For centuries lawns of grass have been viewed as a beautiful part of the landscape but recent times have experienced and change of heart. Concerns for the environment have raised questions regarding a number of issues including excessive water use and pollution of ground water and streams. So, what is good about having a lawn, and what is bad? 

Here are some reasons why lawns are and have been valued:

Beauty: A well tended lawn integrates the garden and house, provides an attractive setting for the house, and enhances the flowers, shrubs, and trees.

Recreation: Grass is soft and resilient so makes a good play surface for games such as tennis and soccer as well as for kids play areas.

Erosion Control: The dense mat of roots formed by grass is good at absorbing rainwater and preventing erosion.

Gas Exchange: Grass uses carbon dioxide from the air and releases oxygen.

Air Conditioning: Grass cools the atmosphere by absorbing the sun’s heat.

Dust Buster: Lawns trap dust, pollen, and other airborne particles.

Ground Cover: An outdoor area can be left to dirt, planted, or covered with mulch rocks, paving, concrete, decks or other non living material. Grass is one of the best plants for a ground cover because of its tolerance to foot traffic, over all usefulness, and attractiveness.

On the other hand, there are very good reasons not to have a lawn or at least to reduce its size.

Need for Water: Lawn grasses generally need a lot of water. Some climates provide enough water at the need times of the year but most do not.

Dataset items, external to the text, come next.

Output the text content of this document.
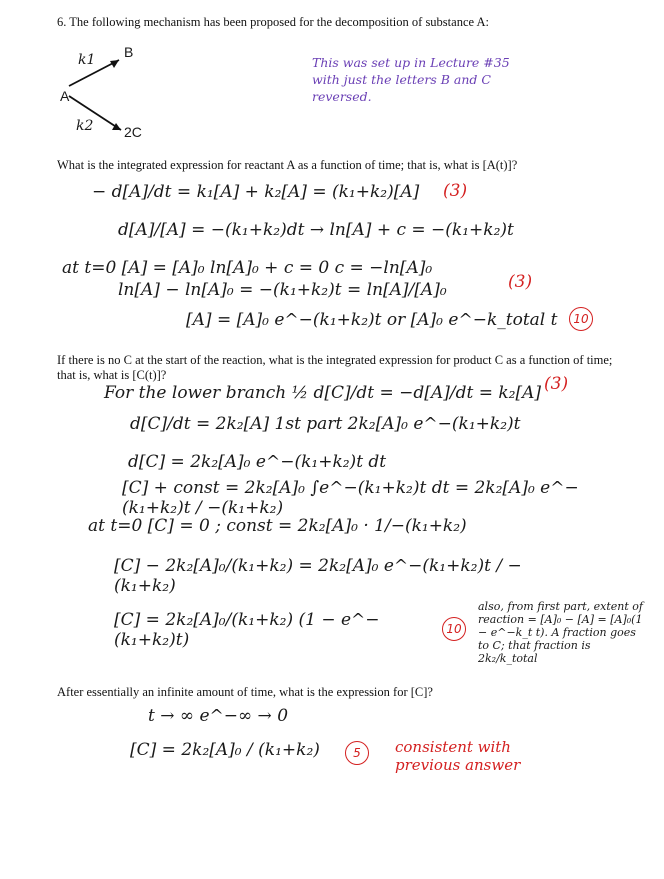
6. The following mechanism has been proposed for the decomposition of substance A:
k1 B
A
k2 2C
This was set up in Lecture #35 with just the letters B and C reversed.
What is the integrated expression for reactant A as a function of time; that is, what is [A(t)]?
− d[A]/dt = k₁[A] + k₂[A] = (k₁+k₂)[A]	(3)
d[A]/[A] = −(k₁+k₂)dt → ln[A] + c = −(k₁+k₂)t
at t=0 [A] = [A]₀ ln[A]₀ + c = 0 c = −ln[A]₀
ln[A] − ln[A]₀ = −(k₁+k₂)t = ln[A]/[A]₀	(3)
[A] = [A]₀ e^−(k₁+k₂)t or [A]₀ e^−k_total t	10
If there is no C at the start of the reaction, what is the integrated expression for product C as a function of time; that is, what is [C(t)]?
For the lower branch ½ d[C]/dt = −d[A]/dt = k₂[A] (3)
d[C]/dt = 2k₂[A] 1st part 2k₂[A]₀ e^−(k₁+k₂)t
d[C] = 2k₂[A]₀ e^−(k₁+k₂)t dt
[C] + const = 2k₂[A]₀ ∫e^−(k₁+k₂)t dt = 2k₂[A]₀ e^−(k₁+k₂)t / −(k₁+k₂)
at t=0 [C] = 0 ; const = 2k₂[A]₀ · 1/−(k₁+k₂)
[C] − 2k₂[A]₀/(k₁+k₂) = 2k₂[A]₀ e^−(k₁+k₂)t / −(k₁+k₂)
[C] = 2k₂[A]₀/(k₁+k₂) (1 − e^−(k₁+k₂)t)
10
also, from first part, extent of reaction = [A]₀ − [A] = [A]₀(1 − e^−k_t t). A fraction goes to C; that fraction is 2k₂/k_total
After essentially an infinite amount of time, what is the expression for [C]?
t → ∞ e^−∞ → 0
[C] = 2k₂[A]₀ / (k₁+k₂)	5	consistent with previous answer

Time: Planting, mowing, weeding, fertilizing, spraying are all necessary for a good looking healthy lawn and they take a considerable amount of time. If you don’t want to do it yourself, you have to pay someone to do it and that adds to the expense.

Expense: A manicured lawn is not cheap. It is expensive to both install and maintain even when you do a lot of the work yourself. A lawn is cheaper than many other ground covers but less expensive than decks and patios.

Environmental Concerns: Pesticides can enter the water supply if not properly applied. Same is true for fertilizers, although most of the current problem with nitrogen and phosphate levels is due to agricultural run off. Grass actually holds on to nutrients well.

When considering the pros and cons of a lawn climate, cost, time, and environmental impact are all important and should be considered in regard to other alternatives. In addition, the size of the lawn may be an important factor; a small lawn might satisfy all your criteria and be a good compromise.